A retired marine who lost his daughter to a rare form of cancer testified Wednesday before a congressional committee once again.

Jerry Ensminger, of Onslow County, testified at the Senate Committee on Veterans' Affairs Wednesday morning. The committee is considering legislation that would pay for health care for marines and their families affected by tainted tap water.

Democratic Senator Kay Hagan has co-sponsored a bill to open access to VA health care for veterans and family members who developed health problems from the water. She says it's time people like Ensminger get the answers they've been looking for. "It's critically important that these men and women have served our country, they've put their lives on the line for us, we need to get their questions answered.
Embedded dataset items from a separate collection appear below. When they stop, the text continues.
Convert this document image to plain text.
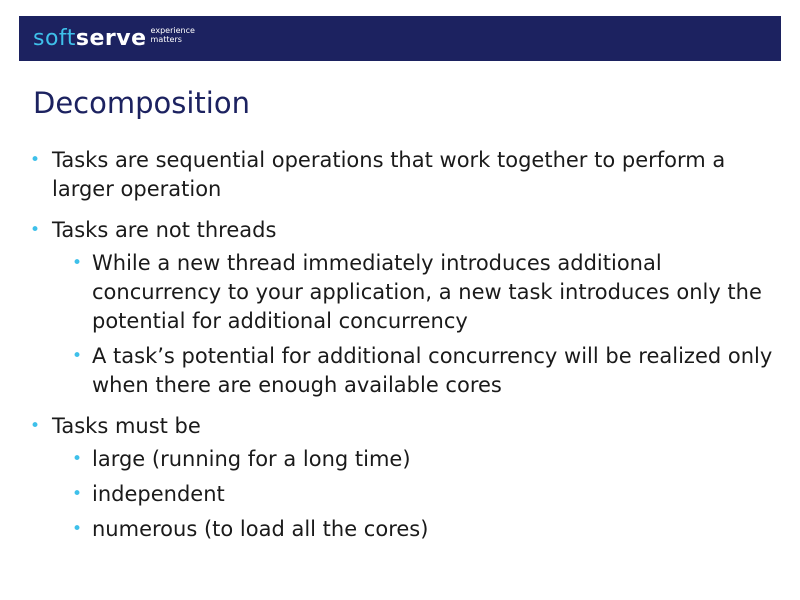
soft serve experience
matters
Decomposition
• Tasks are sequential operations that work together to perform a larger operation
• Tasks are not threads
• While a new thread immediately introduces additional concurrency to your application, a new task introduces only the potential for additional concurrency
• A task’s potential for additional concurrency will be realized only when there are enough available cores
• Tasks must be
• large (running for a long time)
• independent
• numerous (to load all the cores)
We need to be sure that the illnesses they are contracting now that they get the help they so deserve."

Hagan co-sponsored the "Caring for Camp Lejeune Veterans Act" with Republican Senator Richard Burr. If the committee approves the act It will be presented for debate on the Senate floor.

Ensminger says contaminated tap water aboard Camp Lejeune in the 1980s is responsible for the 1985 death of his 9-year-old daughter, Janey.

As many as one million people may have been exposed to the water, and thousands believe the poisons caused illnesses that they or their family members suffer.

This is at least Ensminger's third trip to Capitol Hill. WITN went to Washington D.C. to cover Ensminger's testimony in 2004.